Defence companies call on government, investors for more support

May 26, 2026 Local
Defence companies call on government, investors for more support

TORONTO — When Katheron Intson was trying to drum up cash for her Canadian drone manufacturing company last year, only investors from south of the border expressed interest.

“I would have thought that we were on a fast track to becoming an American company,” the chief executive of Sentinel R&D admitted at a Toronto Tech Week event Monday.

But now that the ongoing tariff dispute has made sovereignty Canada’s hottest topic, she said the country has “woken up” to Sentinel’s potential.

The trouble? Domestic funding still needs to catch up.

Canada and its investors don’t support burgeoning defence companies enough and when they do, that support is slow to come by and often pales in comparison to what they can get elsewhere, entrepreneurs at the event said Monday.

“The biggest risk to us, of course, is becoming a non-Canadian company,” Intson said.

“We haven’t seen Canadian investors have the same level of bravery as some of our allies in investing in the space.”

Intson’s point of view is not new. Canadian entrepreneurs have long lamented having to look to international markets because homegrown investors are less likely to give them the cash they need to scale their businesses.

But her experience is taking on a new urgency amid dramatically shifting geopolitical winds. Global trade tensions are flaring, the U.S. president has teased wanting to make Canada the 51st state and two wars are threatening to shape a new world order.

Canadian companies say they are ready to meet the moment, if only they could find the support.

Part of the trouble, Intson said, is that few investors — other than the government-owned Business Development Bank of Canada or security-focused fund One9 — even want to back defence companies.

“We haven’t yet seen the rest of the funds catch up in terms of this new reality for Canadian defence,” she said.

“Should they choose to follow suit, that would be great, but so far the idea that BDC and a couple of other select funds like One9 being the only funds with the guts to invest in this space, I think that is concerning.”

The federal government has a role to play, too.

Intson has seen signals that it is improving, but Eliot Pence, chief executive of defence contractor Dominion Dynamics, still finds government procurement moves too slow.

He said it took the country 16 years to buy F-35s and 20 to consider what drones to buy.

Meanwhile, Ukraine, which is locked in a war with Russia, is “buying things, honestly, like overnight from a sort of Amazon-esque marketplace.”
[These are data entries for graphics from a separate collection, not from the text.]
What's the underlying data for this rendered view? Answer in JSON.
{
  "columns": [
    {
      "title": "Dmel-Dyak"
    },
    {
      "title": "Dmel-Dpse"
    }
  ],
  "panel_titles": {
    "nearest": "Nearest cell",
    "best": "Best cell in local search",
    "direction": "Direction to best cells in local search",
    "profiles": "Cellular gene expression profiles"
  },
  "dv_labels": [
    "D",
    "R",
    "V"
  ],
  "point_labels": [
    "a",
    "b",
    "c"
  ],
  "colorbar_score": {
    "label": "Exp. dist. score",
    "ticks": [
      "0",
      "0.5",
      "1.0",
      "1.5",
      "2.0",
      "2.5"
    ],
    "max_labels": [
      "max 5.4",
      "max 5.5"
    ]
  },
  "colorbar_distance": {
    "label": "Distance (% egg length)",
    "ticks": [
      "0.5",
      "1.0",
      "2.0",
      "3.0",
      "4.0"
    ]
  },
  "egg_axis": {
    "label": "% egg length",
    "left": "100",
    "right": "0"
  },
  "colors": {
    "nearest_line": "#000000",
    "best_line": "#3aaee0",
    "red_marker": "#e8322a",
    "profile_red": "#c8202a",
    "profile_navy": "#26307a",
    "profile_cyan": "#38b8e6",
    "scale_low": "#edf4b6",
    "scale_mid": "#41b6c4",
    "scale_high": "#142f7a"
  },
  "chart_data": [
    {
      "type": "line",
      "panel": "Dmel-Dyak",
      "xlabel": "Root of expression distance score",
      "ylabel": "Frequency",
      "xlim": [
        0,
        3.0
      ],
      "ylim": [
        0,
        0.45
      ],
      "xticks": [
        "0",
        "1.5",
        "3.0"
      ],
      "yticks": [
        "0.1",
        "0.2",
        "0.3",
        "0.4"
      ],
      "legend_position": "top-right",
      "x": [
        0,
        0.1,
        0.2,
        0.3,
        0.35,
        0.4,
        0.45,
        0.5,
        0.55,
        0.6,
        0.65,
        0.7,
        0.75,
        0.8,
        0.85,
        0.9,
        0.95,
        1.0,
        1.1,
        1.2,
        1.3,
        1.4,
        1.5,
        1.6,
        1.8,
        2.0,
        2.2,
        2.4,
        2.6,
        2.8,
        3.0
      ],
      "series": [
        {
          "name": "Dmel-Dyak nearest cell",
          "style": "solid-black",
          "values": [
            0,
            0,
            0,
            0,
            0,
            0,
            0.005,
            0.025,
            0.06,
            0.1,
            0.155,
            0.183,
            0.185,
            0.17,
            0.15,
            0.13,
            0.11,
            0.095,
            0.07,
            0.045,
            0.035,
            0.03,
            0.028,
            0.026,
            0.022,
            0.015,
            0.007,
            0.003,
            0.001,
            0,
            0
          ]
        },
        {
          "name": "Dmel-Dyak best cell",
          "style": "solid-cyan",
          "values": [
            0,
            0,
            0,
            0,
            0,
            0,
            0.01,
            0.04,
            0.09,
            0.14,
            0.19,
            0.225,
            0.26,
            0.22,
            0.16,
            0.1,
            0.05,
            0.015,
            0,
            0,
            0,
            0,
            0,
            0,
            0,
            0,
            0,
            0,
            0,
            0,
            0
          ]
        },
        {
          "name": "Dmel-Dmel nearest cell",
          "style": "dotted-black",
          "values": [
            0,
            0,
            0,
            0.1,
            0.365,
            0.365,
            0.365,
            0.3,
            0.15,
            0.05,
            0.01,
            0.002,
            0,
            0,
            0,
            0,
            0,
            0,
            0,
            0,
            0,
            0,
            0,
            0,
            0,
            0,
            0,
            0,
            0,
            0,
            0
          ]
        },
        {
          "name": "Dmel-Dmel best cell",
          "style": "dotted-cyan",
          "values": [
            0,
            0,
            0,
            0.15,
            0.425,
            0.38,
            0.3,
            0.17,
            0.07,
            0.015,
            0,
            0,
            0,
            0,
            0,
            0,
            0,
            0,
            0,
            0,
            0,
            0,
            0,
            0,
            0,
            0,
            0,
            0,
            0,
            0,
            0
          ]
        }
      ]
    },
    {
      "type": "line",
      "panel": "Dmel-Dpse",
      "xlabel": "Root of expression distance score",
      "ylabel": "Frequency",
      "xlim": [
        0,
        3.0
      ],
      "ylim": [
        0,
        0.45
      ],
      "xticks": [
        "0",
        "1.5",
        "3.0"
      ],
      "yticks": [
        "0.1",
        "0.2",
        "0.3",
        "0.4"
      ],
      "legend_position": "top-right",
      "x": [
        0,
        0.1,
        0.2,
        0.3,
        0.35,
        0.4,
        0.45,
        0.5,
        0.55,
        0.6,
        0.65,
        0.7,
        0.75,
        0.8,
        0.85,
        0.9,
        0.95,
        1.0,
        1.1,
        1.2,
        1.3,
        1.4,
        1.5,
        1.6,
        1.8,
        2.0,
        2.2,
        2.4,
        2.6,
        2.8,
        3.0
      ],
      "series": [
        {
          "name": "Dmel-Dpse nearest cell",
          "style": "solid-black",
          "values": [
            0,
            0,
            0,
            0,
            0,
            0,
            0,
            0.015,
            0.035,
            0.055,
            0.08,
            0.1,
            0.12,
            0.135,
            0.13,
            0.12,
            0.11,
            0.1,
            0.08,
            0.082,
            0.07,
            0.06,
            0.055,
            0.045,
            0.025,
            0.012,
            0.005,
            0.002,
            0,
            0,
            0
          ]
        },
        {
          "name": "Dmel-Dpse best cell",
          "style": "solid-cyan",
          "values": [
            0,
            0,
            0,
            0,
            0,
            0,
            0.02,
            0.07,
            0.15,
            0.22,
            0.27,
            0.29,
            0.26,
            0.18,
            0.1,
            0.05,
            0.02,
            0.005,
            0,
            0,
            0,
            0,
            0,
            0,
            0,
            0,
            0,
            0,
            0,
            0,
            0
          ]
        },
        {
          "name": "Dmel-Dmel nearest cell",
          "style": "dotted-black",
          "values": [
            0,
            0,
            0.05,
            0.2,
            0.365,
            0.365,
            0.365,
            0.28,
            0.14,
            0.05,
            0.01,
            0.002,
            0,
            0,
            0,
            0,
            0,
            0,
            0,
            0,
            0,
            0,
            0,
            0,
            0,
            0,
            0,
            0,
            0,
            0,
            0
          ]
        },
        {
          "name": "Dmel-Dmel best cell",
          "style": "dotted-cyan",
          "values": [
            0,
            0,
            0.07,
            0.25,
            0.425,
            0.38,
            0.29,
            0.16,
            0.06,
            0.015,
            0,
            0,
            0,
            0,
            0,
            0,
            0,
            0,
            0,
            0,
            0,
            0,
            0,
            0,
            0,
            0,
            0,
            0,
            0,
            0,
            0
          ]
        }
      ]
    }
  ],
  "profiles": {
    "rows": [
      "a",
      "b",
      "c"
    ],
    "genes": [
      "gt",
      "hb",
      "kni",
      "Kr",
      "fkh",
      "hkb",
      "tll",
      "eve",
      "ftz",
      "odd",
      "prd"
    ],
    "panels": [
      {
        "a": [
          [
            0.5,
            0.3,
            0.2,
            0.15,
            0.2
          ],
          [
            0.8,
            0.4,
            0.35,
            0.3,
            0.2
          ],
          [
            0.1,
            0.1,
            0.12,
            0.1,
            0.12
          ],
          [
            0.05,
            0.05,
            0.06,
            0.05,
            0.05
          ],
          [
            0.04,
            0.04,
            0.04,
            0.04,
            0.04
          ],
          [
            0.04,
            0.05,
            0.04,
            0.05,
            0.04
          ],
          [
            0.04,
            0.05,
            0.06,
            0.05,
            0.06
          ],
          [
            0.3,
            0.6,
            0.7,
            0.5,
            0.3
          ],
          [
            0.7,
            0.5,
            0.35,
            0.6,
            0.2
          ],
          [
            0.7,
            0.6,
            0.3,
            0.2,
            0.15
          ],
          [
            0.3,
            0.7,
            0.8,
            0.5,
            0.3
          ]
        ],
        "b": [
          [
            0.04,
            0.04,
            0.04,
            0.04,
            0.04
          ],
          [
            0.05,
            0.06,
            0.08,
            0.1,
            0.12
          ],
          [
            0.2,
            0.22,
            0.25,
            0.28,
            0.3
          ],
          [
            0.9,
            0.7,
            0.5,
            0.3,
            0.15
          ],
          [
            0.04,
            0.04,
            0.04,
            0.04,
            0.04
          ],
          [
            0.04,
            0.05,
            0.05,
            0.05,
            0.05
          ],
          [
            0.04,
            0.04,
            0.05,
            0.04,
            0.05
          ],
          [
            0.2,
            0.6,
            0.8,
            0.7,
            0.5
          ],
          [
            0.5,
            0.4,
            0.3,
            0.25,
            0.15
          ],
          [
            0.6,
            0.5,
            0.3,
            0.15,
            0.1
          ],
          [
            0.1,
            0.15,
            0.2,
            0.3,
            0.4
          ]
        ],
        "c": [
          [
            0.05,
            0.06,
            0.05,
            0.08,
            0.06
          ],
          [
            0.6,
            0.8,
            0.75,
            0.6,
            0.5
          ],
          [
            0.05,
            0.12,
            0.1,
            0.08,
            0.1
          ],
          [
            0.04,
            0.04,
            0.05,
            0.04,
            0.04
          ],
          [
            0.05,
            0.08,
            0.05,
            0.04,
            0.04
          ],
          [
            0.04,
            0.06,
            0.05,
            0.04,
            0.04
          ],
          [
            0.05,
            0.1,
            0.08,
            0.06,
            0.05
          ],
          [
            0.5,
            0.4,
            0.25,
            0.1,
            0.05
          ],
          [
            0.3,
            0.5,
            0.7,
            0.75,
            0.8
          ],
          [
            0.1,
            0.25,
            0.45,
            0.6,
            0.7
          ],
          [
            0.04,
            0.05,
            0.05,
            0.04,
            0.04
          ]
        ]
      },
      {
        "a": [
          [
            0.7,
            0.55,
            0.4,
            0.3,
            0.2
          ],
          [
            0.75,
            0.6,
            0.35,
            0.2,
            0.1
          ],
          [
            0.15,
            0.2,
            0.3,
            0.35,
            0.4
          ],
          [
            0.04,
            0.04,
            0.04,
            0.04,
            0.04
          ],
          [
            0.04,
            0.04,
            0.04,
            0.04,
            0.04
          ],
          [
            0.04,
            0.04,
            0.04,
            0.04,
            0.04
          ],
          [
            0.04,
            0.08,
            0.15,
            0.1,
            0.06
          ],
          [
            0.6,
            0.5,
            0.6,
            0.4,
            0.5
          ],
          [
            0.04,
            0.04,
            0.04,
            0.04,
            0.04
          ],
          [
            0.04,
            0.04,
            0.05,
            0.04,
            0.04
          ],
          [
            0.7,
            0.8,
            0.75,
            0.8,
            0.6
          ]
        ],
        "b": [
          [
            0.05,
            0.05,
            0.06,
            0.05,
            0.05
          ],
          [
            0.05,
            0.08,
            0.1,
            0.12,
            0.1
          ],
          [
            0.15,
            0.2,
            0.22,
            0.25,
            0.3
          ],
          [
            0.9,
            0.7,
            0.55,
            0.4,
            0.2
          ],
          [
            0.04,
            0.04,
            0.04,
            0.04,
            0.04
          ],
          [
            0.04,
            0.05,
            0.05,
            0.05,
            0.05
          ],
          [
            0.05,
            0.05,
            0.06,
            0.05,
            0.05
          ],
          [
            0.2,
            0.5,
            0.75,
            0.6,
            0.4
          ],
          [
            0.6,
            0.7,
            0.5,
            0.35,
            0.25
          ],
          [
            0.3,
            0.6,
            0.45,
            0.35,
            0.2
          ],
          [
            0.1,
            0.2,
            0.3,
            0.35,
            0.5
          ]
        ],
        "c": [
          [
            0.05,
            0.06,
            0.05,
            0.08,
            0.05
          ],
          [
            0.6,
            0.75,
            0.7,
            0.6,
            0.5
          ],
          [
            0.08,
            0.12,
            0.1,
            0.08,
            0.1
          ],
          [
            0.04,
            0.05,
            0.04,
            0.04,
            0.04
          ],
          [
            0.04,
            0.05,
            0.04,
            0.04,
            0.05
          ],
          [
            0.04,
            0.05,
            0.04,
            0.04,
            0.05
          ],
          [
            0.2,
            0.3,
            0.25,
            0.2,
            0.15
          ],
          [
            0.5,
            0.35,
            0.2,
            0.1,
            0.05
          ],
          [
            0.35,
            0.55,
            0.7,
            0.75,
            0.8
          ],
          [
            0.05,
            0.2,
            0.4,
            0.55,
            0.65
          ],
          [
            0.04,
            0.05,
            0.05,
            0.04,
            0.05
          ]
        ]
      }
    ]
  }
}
“We’re now at an inflection point where we can’t consider what to buy for a decade. We have to buy it now,” Pence said.

He thinks a better procurement process would see decisions made in less than a year and would prioritize Canadian firms.

“What ‘good’ looks like to me is privileging explicitly Canadian companies because they’re Canadian — Canadian-owned, Canadian-controlled — and doing it very quickly,” he said.

“I’m talking like week cycles, day cycles, hour cycles. We shouldn’t be considering these things for more than a year.”

Pence recently founded the Alliance of Canadian Defence Companies in hopes of generating the kind of support he wants to see the country’s defence industry receive.

An online survey the group had Pollara conduct from March 27 to April 8 suggested most of the 3,032 Canadians polled feel much better about Canadian-owned and Canadian-controlled companies building defence equipment and technology for the government of Canada.

Online surveys cannot be assigned a margin of error but Pollara says a probability sample of this size carries a margin of error of +/- 1.8 per cent, 19 times out of 20.

Pence and Intson were speaking from the TIFF Lightbox, where tech publication BetaKit was hosting one of 600 events slated for Toronto Tech Week.

Canada’s artificial intelligence minister, Evan Solomon, took to the stage after them, urging attendees to support one another.

“Guys, you got to invest in each other, reward your risk takers,” he said.

Solomon is in the midst of putting together a national AI strategy for the country and working out how stringent it will be in its pursuit of sovereignty.

Tech companies are waiting on tenterhooks for the strategy because it will indicate whether Canada is adopting a staunch version of sovereignty that shuts out neighbouring tech giants or a less rigid form that allows domestic firms to play to their strengths and foreign companies to fill in the gaps homegrown companies can’t.

Solomon doubled down on his previous signals Monday, indicating he’s looking at the latter.

“Nobody here is trying to build a digital moat. No country in the world, the United States, nobody can do this all alone,” he said, noting Canada has to look for where it is best to build itself and where it should partner.

“When you’re buying because you don’t have options, just make sure it’s safe.”